Alla faccia del 38.82% dei consensi raccolti da ANTONELLI, è indubbio come l’incoronazione dell’ingegnere campocavallese portato dai due Sindaci, accontenta, alla fine dei giochi, con ORSETTI, PUGNALONI e la GIACCHETTI solo lo stesso diretto interessato. E magari la bramosia del Centro-Destra di fare finalmente un sol boccone di Civici, feriti e azzoppati, indifesi e divisi oggi come mai prima.
In tutto questo Dino LATINI sconta le proprie colpe di leader… solo a volte;
speranzoso troppo a lungo che la buona sorte cavasse, come a volte ha cavato, castagne dal fuoco.
Senza timori di bruciarsi.
Forte dell’insperato successo regionale del 2020 e annusando l’aria impetuosa che spirava da un pò in Italia, Dino LATINI avrebbe dovuto, un attimo dopo la nomina a numero due regionale, salutare caldamente le inaffondabili cariatidi a 5.600 euro al mese dell’Udc per annunciare l’inevitabile e gioioso passaggio in Fratelli di Italia.
Dichiarare conclusa la preziosa spinta propulsiva dei Civici, assorbiti dal 2020 in una partita a più ampio respiro e raggio; mettere la gioiosa macchina da guerra elettorale con le spalle al muro e invitare i Sinistrorsi residui ad avvicinarsi, in fondo a destra, alla porta di uscita, non aperta ma spalancata.
Ne avrebbero guadagnato chiarezza, dignità, rapporti di forza.
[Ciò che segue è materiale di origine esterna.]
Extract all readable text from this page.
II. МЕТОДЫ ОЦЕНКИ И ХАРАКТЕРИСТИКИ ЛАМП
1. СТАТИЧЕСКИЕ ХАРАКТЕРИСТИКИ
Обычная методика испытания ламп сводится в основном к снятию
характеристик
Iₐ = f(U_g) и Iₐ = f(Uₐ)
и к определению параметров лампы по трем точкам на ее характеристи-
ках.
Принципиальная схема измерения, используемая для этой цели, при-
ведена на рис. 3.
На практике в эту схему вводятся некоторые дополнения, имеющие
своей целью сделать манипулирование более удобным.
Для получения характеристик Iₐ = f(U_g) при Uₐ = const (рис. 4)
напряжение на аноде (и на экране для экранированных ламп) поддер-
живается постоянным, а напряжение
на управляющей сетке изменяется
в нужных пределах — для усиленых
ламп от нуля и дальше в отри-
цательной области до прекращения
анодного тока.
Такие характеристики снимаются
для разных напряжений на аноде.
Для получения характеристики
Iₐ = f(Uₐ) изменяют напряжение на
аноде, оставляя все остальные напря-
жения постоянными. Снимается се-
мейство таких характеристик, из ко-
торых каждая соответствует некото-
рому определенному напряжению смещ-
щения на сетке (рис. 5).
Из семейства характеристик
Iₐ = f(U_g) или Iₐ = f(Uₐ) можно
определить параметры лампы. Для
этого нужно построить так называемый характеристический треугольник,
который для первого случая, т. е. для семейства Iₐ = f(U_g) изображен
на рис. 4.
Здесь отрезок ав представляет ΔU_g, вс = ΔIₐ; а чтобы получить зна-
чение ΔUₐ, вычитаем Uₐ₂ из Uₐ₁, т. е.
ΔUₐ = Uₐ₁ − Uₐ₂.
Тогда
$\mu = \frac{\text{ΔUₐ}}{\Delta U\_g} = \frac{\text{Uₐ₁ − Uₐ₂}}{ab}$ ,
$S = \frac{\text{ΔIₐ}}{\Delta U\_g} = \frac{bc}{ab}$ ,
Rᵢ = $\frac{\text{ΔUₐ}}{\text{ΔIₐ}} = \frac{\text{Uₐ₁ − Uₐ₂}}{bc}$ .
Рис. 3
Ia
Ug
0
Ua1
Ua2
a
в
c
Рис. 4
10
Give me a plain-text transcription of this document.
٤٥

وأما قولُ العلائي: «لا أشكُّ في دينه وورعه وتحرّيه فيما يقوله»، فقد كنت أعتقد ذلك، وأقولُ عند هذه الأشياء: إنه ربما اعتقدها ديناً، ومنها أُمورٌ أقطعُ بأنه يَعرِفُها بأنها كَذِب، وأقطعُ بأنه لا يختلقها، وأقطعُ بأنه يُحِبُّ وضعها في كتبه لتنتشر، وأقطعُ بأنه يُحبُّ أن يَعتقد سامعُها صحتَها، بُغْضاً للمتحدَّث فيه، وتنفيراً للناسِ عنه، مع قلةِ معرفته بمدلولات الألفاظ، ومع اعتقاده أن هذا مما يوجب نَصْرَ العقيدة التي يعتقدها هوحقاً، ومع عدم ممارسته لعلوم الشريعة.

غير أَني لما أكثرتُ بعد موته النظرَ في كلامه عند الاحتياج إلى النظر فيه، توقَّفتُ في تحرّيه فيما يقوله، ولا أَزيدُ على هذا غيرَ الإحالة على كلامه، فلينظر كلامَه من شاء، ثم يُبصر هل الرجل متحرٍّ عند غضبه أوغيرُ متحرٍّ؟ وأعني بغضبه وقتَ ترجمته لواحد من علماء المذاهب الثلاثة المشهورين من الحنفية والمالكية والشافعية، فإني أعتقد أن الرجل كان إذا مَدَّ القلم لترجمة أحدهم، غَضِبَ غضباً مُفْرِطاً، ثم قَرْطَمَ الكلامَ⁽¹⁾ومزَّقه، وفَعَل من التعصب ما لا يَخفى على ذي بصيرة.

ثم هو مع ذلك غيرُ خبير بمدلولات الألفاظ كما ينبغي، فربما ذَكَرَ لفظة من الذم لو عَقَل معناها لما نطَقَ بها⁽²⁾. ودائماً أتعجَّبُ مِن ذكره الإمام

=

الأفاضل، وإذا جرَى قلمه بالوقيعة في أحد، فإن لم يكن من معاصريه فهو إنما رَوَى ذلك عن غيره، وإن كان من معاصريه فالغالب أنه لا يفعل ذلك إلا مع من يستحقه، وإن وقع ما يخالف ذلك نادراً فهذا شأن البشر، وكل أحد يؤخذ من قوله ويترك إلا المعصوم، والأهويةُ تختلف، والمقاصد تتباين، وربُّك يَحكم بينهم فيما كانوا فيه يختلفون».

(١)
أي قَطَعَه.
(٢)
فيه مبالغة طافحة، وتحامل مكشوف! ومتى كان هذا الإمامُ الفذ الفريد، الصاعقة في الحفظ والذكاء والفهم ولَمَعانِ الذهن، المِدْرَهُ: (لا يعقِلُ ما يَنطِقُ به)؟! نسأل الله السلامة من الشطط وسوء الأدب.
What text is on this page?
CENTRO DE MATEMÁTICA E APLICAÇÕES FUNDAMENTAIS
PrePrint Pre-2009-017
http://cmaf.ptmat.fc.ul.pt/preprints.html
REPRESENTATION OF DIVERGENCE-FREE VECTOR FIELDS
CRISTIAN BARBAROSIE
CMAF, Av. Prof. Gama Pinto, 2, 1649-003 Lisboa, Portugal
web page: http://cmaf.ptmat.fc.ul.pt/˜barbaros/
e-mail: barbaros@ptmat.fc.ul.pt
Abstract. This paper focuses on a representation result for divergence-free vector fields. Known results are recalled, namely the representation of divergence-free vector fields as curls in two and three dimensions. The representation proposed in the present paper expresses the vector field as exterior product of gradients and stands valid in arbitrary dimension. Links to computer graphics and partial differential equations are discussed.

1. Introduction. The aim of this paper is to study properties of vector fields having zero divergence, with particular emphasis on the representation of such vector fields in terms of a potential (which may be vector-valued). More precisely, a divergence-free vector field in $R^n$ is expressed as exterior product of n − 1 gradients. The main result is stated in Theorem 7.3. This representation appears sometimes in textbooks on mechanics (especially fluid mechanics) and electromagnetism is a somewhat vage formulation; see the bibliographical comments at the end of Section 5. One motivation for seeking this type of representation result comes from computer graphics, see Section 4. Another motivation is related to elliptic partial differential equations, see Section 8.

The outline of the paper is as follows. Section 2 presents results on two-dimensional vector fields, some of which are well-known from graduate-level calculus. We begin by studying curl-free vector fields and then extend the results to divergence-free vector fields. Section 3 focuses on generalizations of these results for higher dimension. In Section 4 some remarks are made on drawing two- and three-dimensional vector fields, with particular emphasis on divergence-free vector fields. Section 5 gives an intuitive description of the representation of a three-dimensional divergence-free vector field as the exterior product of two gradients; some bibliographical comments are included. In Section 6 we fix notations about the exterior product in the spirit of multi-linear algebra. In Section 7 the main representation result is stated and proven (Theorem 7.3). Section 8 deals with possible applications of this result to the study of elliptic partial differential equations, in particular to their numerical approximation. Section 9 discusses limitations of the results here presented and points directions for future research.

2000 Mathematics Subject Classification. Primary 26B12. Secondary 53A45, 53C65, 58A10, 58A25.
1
Osimo si sarebbe risparmiato lo storico tradimento dell’ultimo arrivato e per i prossimi 20 anni la città avrebbe goduto di luce propria e riflessa insieme; ad Osimo e Ancona; ad Osimo e Roma; ad Osimo, Ancona e Roma.
Il voltar pagina annunciato da ANTONELLI attende ora l’obbligo di essere realizzato, per coglierne i frutti velenosi già attesi.
Lo spaccamento dei Civici già a breve, sulle prime decisioni, è atteso in calendario come inevitabile, sottoscritto, nelle cose naturali.
Per venirne fuori, sempre che esistano ancora margini, servirà non fallire l’ultima prova che il destino della politica riserva ancora, a brevissimo, ad un Dino LATINI deluso, ferito ma non ancora battuto.